President Donald Trump nominated Judge Amy Coney Barrett on September 26 to replace the late Justice Ruth Bader Ginsburg. “If Republicans confirm Judge Barrett,” tweeted Senator Edward Markey (D-MA) in response, “end the filibuster and expand the Supreme Court.” In other words, if at first you don’t succeed, rig the rules.
Numerous other Democratic politicians have either explicitly expressed their support for this or said that “everything is on the table,” including Senators Kamala Harris, Chuck Schumer, Elizabeth Warren, Richard Blumenthal, Sheldon Whitehouse, and Mazie Hirono, as well as Representatives Nancy Pelosi, Alexandria Ocasio-Cortez, Joe Kennedy, and many others.
When asked during the Sept. 29 debate whether he supported packing the Supreme Court, presidential candidate Joe Biden said, “I’m not going to answer the question.” His running mate, Harris, has also avoided the question recently.
It’s important to understand both what “court-packing” would require and how its impact would be felt.
Keeping the judiciary separate from manipulation by the political branches was one of the reasons for American independence from Great Britain. Chief Justice William Rehnquist once described judicial independence as the “crown jewel of our system of government.”
That jewel is easy to admire until its results don’t fit your politics. “Court-packing” refers to changing the structure of the judiciary to add judges deemed likely to render favorable decisions.
While America’s founders sought to separate the judiciary from politics, court-packing deliberately brings them together.
We’ve been here before. After his landslide re-election in 1936, President Franklin Roosevelt proposed creating and filling additional judicial positions so that the Supreme Court would uphold, rather than strike down, his New Deal legislation.
Even though Democrats enjoyed enormous Senate and House super-majorities in the 75th Congress (1937-38), they rejected Roosevelt’s court-packing plan. The Judiciary Committee report on the bill said such court-packing’s “ultimate effect would undermine the independence of the courts” and “expand political control over the judicial department.”
The report’s arguments apply as much today as they did more than 80 years ago. Court-packing is simply “an attempt to change the course of judicial decision” by “neutralizing the views of some of the present members.” Disagreeing with some judicial decisions, however, does not justify destroying the judiciary itself. “It is far better,” they said, “that we await orderly but inevitable change of personnel than that we impatiently overwhelm them with new members.”

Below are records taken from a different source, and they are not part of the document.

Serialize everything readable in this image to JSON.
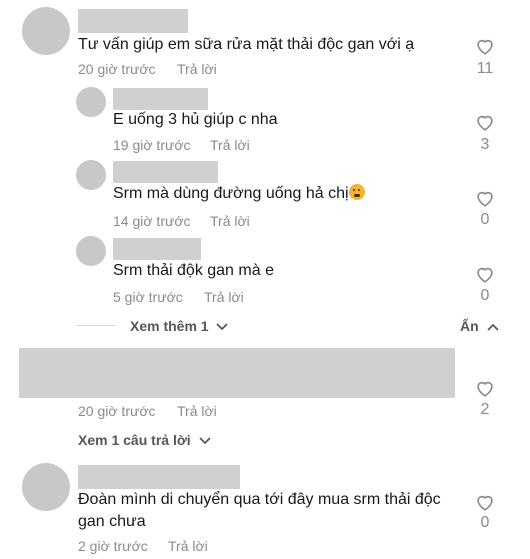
{
  "comments": [
    {
      "text": "Tư vấn giúp em sữa rửa mặt thải độc gan với ạ",
      "time": "20 giờ trước",
      "reply": "Trả lời",
      "likes": "11"
    },
    {
      "text": "E uống 3 hủ giúp c nha",
      "time": "19 giờ trước",
      "reply": "Trả lời",
      "likes": "3"
    },
    {
      "text": "Srm mà dùng đường uống hả chị",
      "time": "14 giờ trước",
      "reply": "Trả lời",
      "likes": "0"
    },
    {
      "text": "Srm thải độk gan mà e",
      "time": "5 giờ trước",
      "reply": "Trả lời",
      "likes": "0"
    },
    {
      "time": "20 giờ trước",
      "reply": "Trả lời",
      "likes": "2"
    },
    {
      "text": "Đoàn mình di chuyển qua tới đây mua srm thải độc gan chưa",
      "time": "2 giờ trước",
      "reply": "Trả lời",
      "likes": "0"
    }
  ],
  "see_more": "Xem thêm 1",
  "hide": "Ẩn",
  "see_replies": "Xem 1 câu trả lời",
  "icons": {
    "like": "heart-outline-icon",
    "chevron": "chevron-down-icon",
    "emoji": "flushed-face-emoji"
  },
  "colors": {
    "text": "#161823",
    "muted": "#8a8b91",
    "redacted": "#d0d0d0"
  }
}
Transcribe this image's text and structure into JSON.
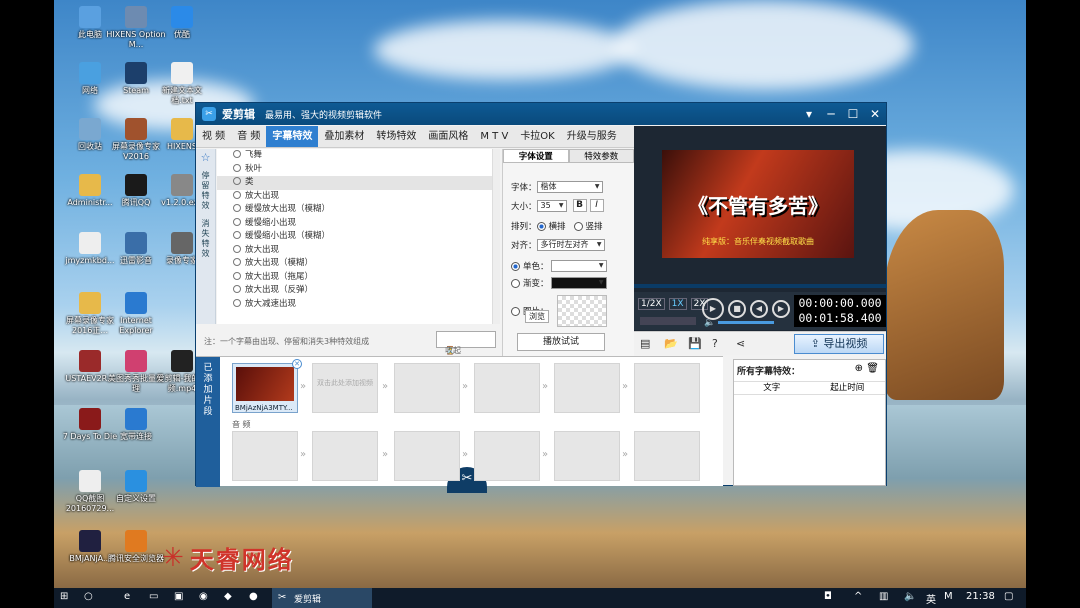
{
  "desktop": {
    "icons": [
      {
        "label": "此电脑",
        "icon": "computer-icon",
        "color": "#5aa0e0"
      },
      {
        "label": "HIXENS Option M...",
        "icon": "app-icon",
        "color": "#6d8bb1"
      },
      {
        "label": "优酷",
        "icon": "youku-icon",
        "color": "#2b8ae8"
      },
      {
        "label": "网络",
        "icon": "network-icon",
        "color": "#4aa0e0"
      },
      {
        "label": "Steam",
        "icon": "steam-icon",
        "color": "#1c3f6b"
      },
      {
        "label": "新建文本文档.txt",
        "icon": "text-file-icon",
        "color": "#f0f0f0"
      },
      {
        "label": "回收站",
        "icon": "recycle-bin-icon",
        "color": "#7aa8d0"
      },
      {
        "label": "屏幕录像专家V2016",
        "icon": "recorder-icon",
        "color": "#a0522d"
      },
      {
        "label": "HIXENS",
        "icon": "folder-icon",
        "color": "#e7b94a"
      },
      {
        "label": "Administr...",
        "icon": "user-folder-icon",
        "color": "#e7b94a"
      },
      {
        "label": "腾讯QQ",
        "icon": "qq-icon",
        "color": "#1a1a1a"
      },
      {
        "label": "v1.2.0.exe",
        "icon": "exe-icon",
        "color": "#888888"
      },
      {
        "label": "jmyzmkbd...",
        "icon": "file-icon",
        "color": "#eeeeee"
      },
      {
        "label": "迅雷影音",
        "icon": "player-icon",
        "color": "#3a6ea8"
      },
      {
        "label": "录像专家",
        "icon": "film-icon",
        "color": "#666666"
      },
      {
        "label": "屏幕录像专家2016正...",
        "icon": "folder-icon",
        "color": "#e7b94a"
      },
      {
        "label": "Internet Explorer",
        "icon": "ie-icon",
        "color": "#2a7ad0"
      },
      {
        "label": "美图秀秀批量处理",
        "icon": "meitu-icon",
        "color": "#d04070"
      },
      {
        "label": "USTAEV2R...",
        "icon": "archive-icon",
        "color": "#9a2a2a"
      },
      {
        "label": "爱剪辑-我的视频.mp4",
        "icon": "video-file-icon",
        "color": "#222222"
      },
      {
        "label": "7 Days To Die",
        "icon": "game-icon",
        "color": "#8a1a1a"
      },
      {
        "label": "宽带连接",
        "icon": "broadband-icon",
        "color": "#2a7ad0"
      },
      {
        "label": "QQ截图20160729...",
        "icon": "image-icon",
        "color": "#eeeeee"
      },
      {
        "label": "自定义设置",
        "icon": "settings-icon",
        "color": "#2a90e0"
      },
      {
        "label": "BMjANjA...",
        "icon": "video-file-icon",
        "color": "#202040"
      },
      {
        "label": "腾讯安全浏览器",
        "icon": "browser-icon",
        "color": "#e07a20"
      }
    ]
  },
  "app": {
    "title": "爱剪辑",
    "subtitle": "最易用、强大的视频剪辑软件",
    "tabs": [
      "视 频",
      "音 频",
      "字幕特效",
      "叠加素材",
      "转场特效",
      "画面风格",
      "M T V",
      "卡拉OK",
      "升级与服务"
    ],
    "active_tab": 2,
    "side_tabs": [
      "停留特效",
      "消失特效"
    ],
    "effects": [
      "飞舞",
      "秋叶",
      "类",
      "放大出现",
      "缓慢放大出现（模糊）",
      "缓慢缩小出现",
      "缓慢缩小出现（模糊）",
      "放大出现",
      "放大出现（模糊）",
      "放大出现（拖尾）",
      "放大出现（反弹）",
      "放大减速出现"
    ],
    "selected_effect": 2,
    "note": "注：一个字幕由出现、停留和消失3种特效组成",
    "collect_label": "收起",
    "font_panel": {
      "tabs": [
        "字体设置",
        "特效参数"
      ],
      "font_label": "字体：",
      "font_value": "楷体",
      "size_label": "大小：",
      "size_value": "35",
      "bold": "B",
      "italic": "I",
      "arrange_label": "排列：",
      "arrange_h": "横排",
      "arrange_v": "竖排",
      "align_label": "对齐：",
      "align_value": "多行时左对齐",
      "solid_label": "单色：",
      "gradient_label": "渐变：",
      "image_label": "图片：",
      "browse_label": "浏览",
      "preview_label": "播放试试"
    },
    "player": {
      "caption": "《不管有多苦》",
      "caption_sub": "纯享版：音乐伴奏视频截取歌曲",
      "zoom": [
        "1/2X",
        "1X",
        "2X"
      ],
      "current_time": "00:00:00.000",
      "total_time": "00:01:58.400",
      "export_label": "导出视频"
    },
    "timeline": {
      "header": "已添加片段",
      "clip_label": "BMjAzNjA3MTY...",
      "add_hint": "双击此处添加视频",
      "audio_label": "音 频"
    },
    "subtitle_panel": {
      "title": "所有字幕特效：",
      "col_text": "文字",
      "col_time": "起止时间"
    }
  },
  "watermark": {
    "text": "天睿网络"
  },
  "taskbar": {
    "app_label": "爱剪辑",
    "ime": "英",
    "ime2": "M",
    "clock": "21:38"
  }
}
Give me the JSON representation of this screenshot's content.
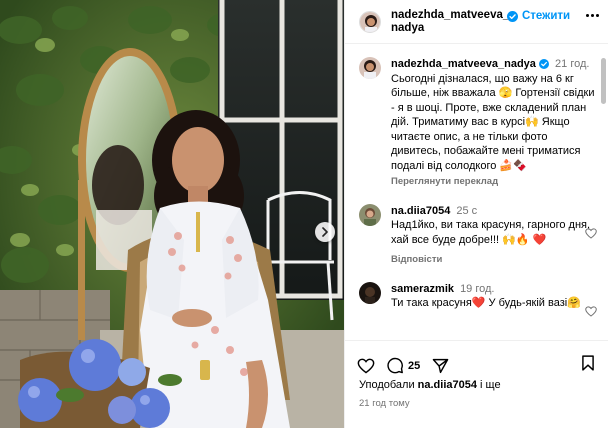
{
  "header": {
    "username": "nadezhda_matveeva_\nnadya",
    "follow_label": "Стежити"
  },
  "caption": {
    "username": "nadezhda_matveeva_nadya",
    "time": "21 год.",
    "text": "Сьогодні дізналася, що важу на 6 кг більше, ніж вважала 🫣 Гортензії свідки - я в шоці. Проте, вже складений план дій. Триматиму вас в курсі🙌 Якщо читаєте опис, а не тільки фото дивитесь, побажайте мені триматися подалі від солодкого 🍰🍫",
    "translate_label": "Переглянути переклад"
  },
  "comments": [
    {
      "username": "na.diia7054",
      "time": "25 с",
      "text": "Над1йко, ви така красуня, гарного дня, хай все буде добре!!! 🙌🔥 ❤️",
      "reply_label": "Відповісти"
    },
    {
      "username": "samerazmik",
      "time": "19 год.",
      "text": "Ти така красуня❤️ У будь-якій вазі🤗"
    }
  ],
  "actions": {
    "comment_count": "25"
  },
  "likes": {
    "prefix": "Уподобали",
    "user": "na.diia7054",
    "suffix": "і ще"
  },
  "posted_ago": "21 год тому",
  "colors": {
    "accent_blue": "#0095f6",
    "muted_text": "#737373",
    "divider": "#efefef",
    "heart_red": "#e0245e"
  },
  "icons": [
    "verified-badge-icon",
    "more-icon",
    "heart-icon",
    "comment-icon",
    "share-icon",
    "bookmark-icon",
    "chevron-right-icon"
  ]
}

Once court-packing destroys judicial independence, it cannot be restored.
Court-packing is no small project. Many people are surprised to learn that while the Constitution created the Supreme Court, Congress determines its size.
With the exception of five years during the Civil War period, the court has had nine members since 1837. In a 2019 National Public Radio interview, Justice Ginsburg said that nine “seems to be a good number” and opposed court-packing because it would undermine “the safeguards for judicial independence [which] are as great or greater than anyplace else in the world.”
To ensure that legislation to change the Supreme Court’s size is not only passed but signed into law, court-packers would have to control both houses of Congress and the executive branch. More than that, they would have to change the legislative process itself.
The Senate and House of Representatives were designed to participate in the legislative process in different ways. The House is designed for action, with everything happening by majority vote.
The Senate is designed for deliberation, with rules that allow the minority to have a significant voice. Rule 22, for example, requires 60 votes to invoke cloture, or end debate, on a bill. A group of Senators lacking the votes to defeat final passage of a bill might still be able to get their way by preventing any final vote at all.
Failure to end debate is a filibuster.
The filibuster has been part of the Senate’s legislative process since the turn of the 19th century. In fact, the opportunity for extended debate has been called the single most distinctive feature of the Senate since it was established in 1789.
Under the current rules, as long as 41 Senators vote against ending debate on a court-packing bill, it could not pass the Senate and could not become law.
This is why Senators Markey, Harris, Schumer, Warren and many others want to “end the filibuster.” They want to lower the number of votes needed to end debate from 60 to a simple majority, the same as necessary for passing a bill.
While changing the actual words of Senate rules requires a super-majority, changing the “interpretation” of those words requires only a simple majority using the so-called Nuclear Option.
Any party in control of the House, Senate, and the White House could thereby abolish the legislative filibuster and then simply pass a new law increasing the number of Supreme Court Justices, and lower court judges to boot, if they wished, and presto, it would be done.
As abolishing the filibuster would undermine the Senate’s role as a careful deliberating body, packing the court would undermine its independence, and together these tactics would change the nature of our constitutional government.
With the Court’s independence gone, it would take on an even larger role in deciding fraught political questions than it does now. The temptation for a successive President whose party enjoys majority control in the House and Senate to pack the court further would likely be irresistible.
In a short time, the judiciary could largely supplant Congress as the chief legislative body. Legislative and constitutional questions would be decided, undecided, and re-decided with every swing of the electoral pendulum.
No government so unstable could last.
Packing the court will only ever yield short-term political victories at the cost of the long-term health of our Republic.